Digital content that is selected and acquired for the Library of Congress’ permanent collection then is taken through various other actions by digital content managers, which allows the Library to “process” the content. These actions include describing content, preparing it for inventorying in approved inventory systems, sustaining the content via the Library’s inventory and storage systems, and finally making the content accessible. In this context, "processing" represents the series of activities necessary to move digital content from an initial decision to select it, through to its management as part of the Library’s collection. Digital “processed content” is fully managed as part of the Library’s collection, meaning it is inventoried, described, and made available to users through the appropriate standards and methods.
Staff across the Library of Congress collaborate to accomplish the efficient performance of both routine and nonstandard processing tasks to ensure long term management and access to digital collection materials.
Four criteria for processed digital collection content
Digital content is considered processed when it is inventoried, organized, described, and available to users. Processing requires that digital content is:
- Inventoried in an approved digital content inventory system. This is essential to make sure content is not at risk of loss
- Organized in a meaningful structure. This is essential to make sure the content is comprehensible in relation to how it is described.

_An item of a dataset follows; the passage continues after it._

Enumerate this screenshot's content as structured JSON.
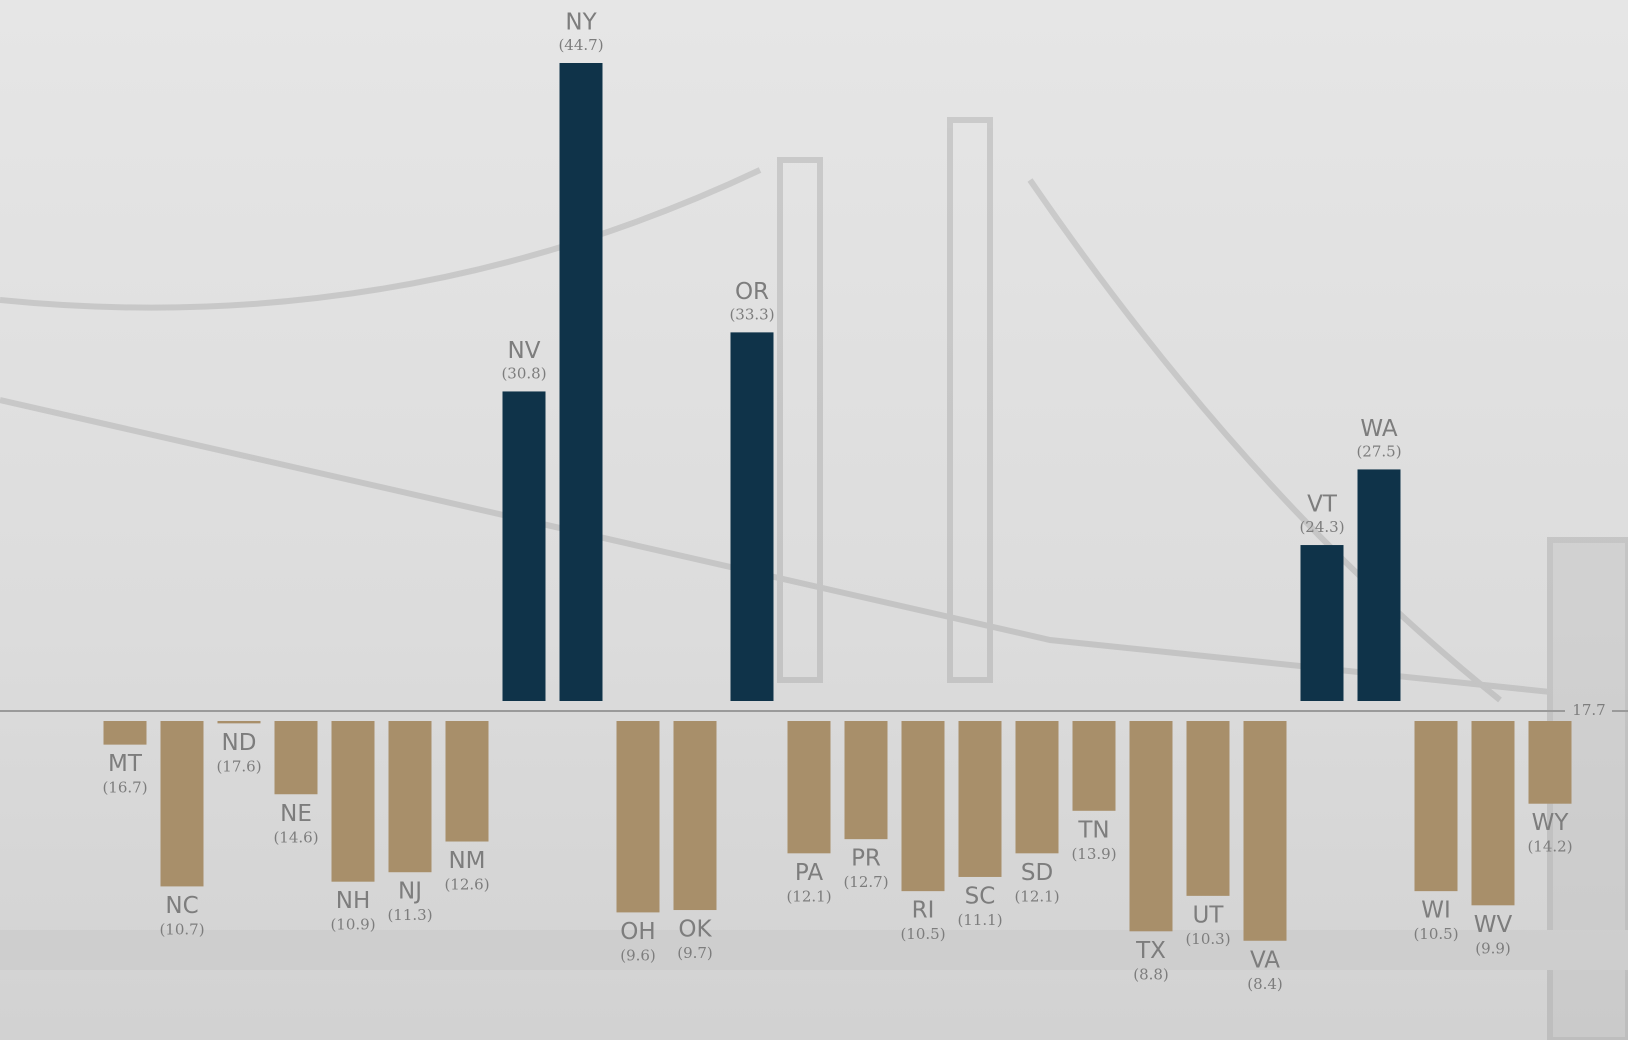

- Described in an approved metadata system. This is essential to enable discovery and access. Generally, this step includes the identification and assignment of an appropriate unique identifier, which is usually, though not always, a Library of Congress Control Number (LCCN).
- Accessible in an approved system that enables discovery. This is essential for making materials available to users.
Processed Content Meets All Four Criteria
Each of the four criteria are essential to ensure enduring access to digital collection content. To this end, when any of these criteria are not appropriately met, the content should be considered unprocessed.
For example, if the Library hosts and provides access to uninventoried content, that material is considered unmanaged and is not yet part of the permanent collection. Without being properly inventoried during processing, the content is considered at risk of loss since it is not under appropriate administrative or custodial control. Likewise, content that is fully inventoried, organized, and described will not be considered as processed if access remains undetermined or unavailable.
Good practice includes reporting on and tracking each of the four criteria individually, as it allows for the quick identification of incomplete processing tasks.
Appropriate Levels of Processing Vary by Content Type and Purpose
Any content that is considered to be processed must meet all four criteria. Certain factors, generally related to content type, as well as the objectives of a particular project, collection, or program, may impact the level of processing assigned to digital collection materials. For example, eBooks should be processed as individual titles or volumes, but resource limitations may reduce capabilities for creating comparably robust amounts of accompanying metadata at that level of granularity. Similarly, some digitized content from reels of microfilm may be deemed to be best inventoried, organized, described, and managed at the reel level, while other content digitized from microfilm might be described or organized differently in accordance with the format of the content that was originally microfilmed. Given that eResource material is often made available by a third party, the bulk data received from eResource vendors may be inventoried and described in bulk in its original order until a time comes where it would warrant further processing.